Friday, July 15, 2011
Laws of the universe
Even though none of what my intuitive told me five months ago has come true, her advice to 'look for the signs' has really stuck. When I hear of something more than once, I start to pay attention -- this can only be a sign. So tonight when I flicked on the TV, a therapist was telling a patient about the law of attraction. You get what you give. All you need to do is ask. This is the second time this week that I am reminded of this simple and powerful law. So what does it mean to me right now. K -- I feel stuck in my relationships and career. I'm wasting way too much time 'suffering' instead of just being happy.

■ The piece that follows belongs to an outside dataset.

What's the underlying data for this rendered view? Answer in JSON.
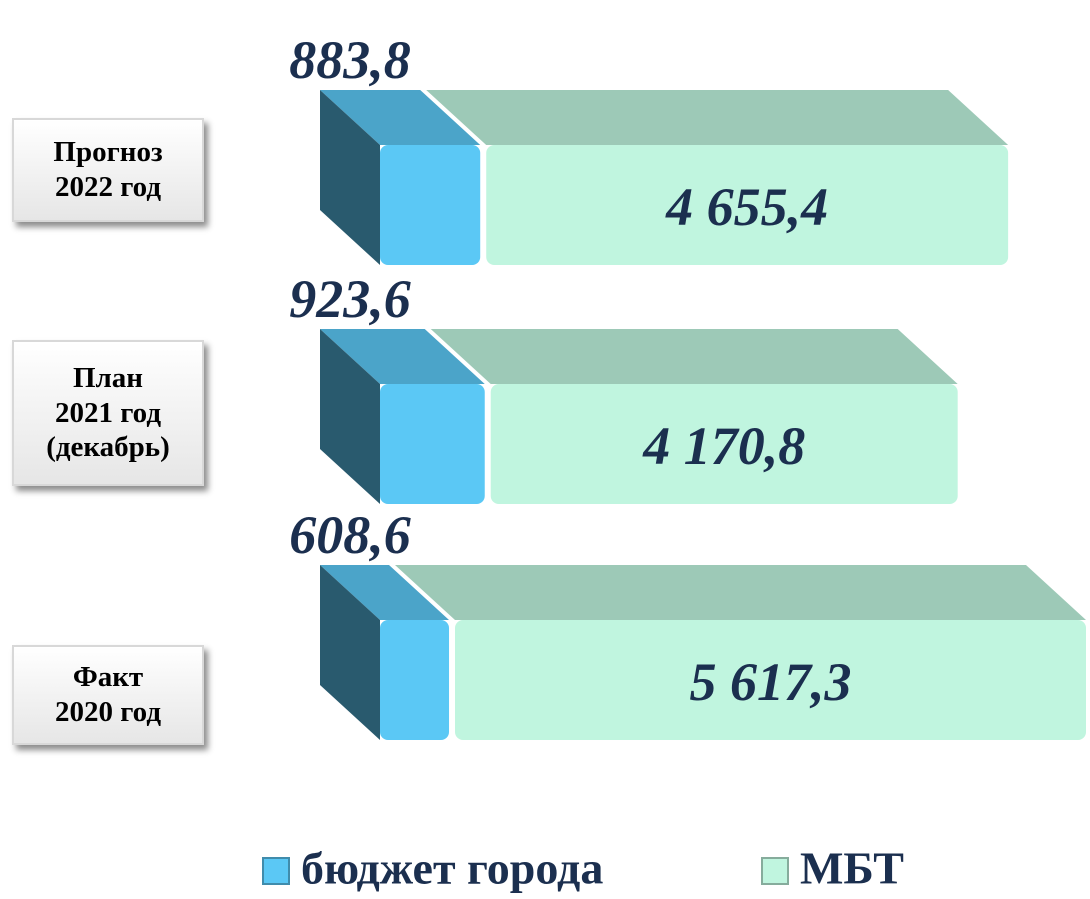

Be happy D. FFS, this constant state of brooding, the continuous complaining about everyone else, it's just got to stop. I can't stand to hear myself go off anymore. I have to take control of my life and force myself to either a) accept (and I mean truly accept) or b) make changes. The universe is giving me more of the same. By focusing on my unhappiness, I am finding more things to be unhappy about. Positive thinking, where are you? What I'd really like to do is forget about putting my happiness at the feet of my boss, or my partner. I'd like to tell them both to fuck off. K, not quite. But I'd like it if I was in my own world and not bothered by what they are doing or not doing. Being happy about myself -- proud of my actions and choices. This is what will bring me happiness.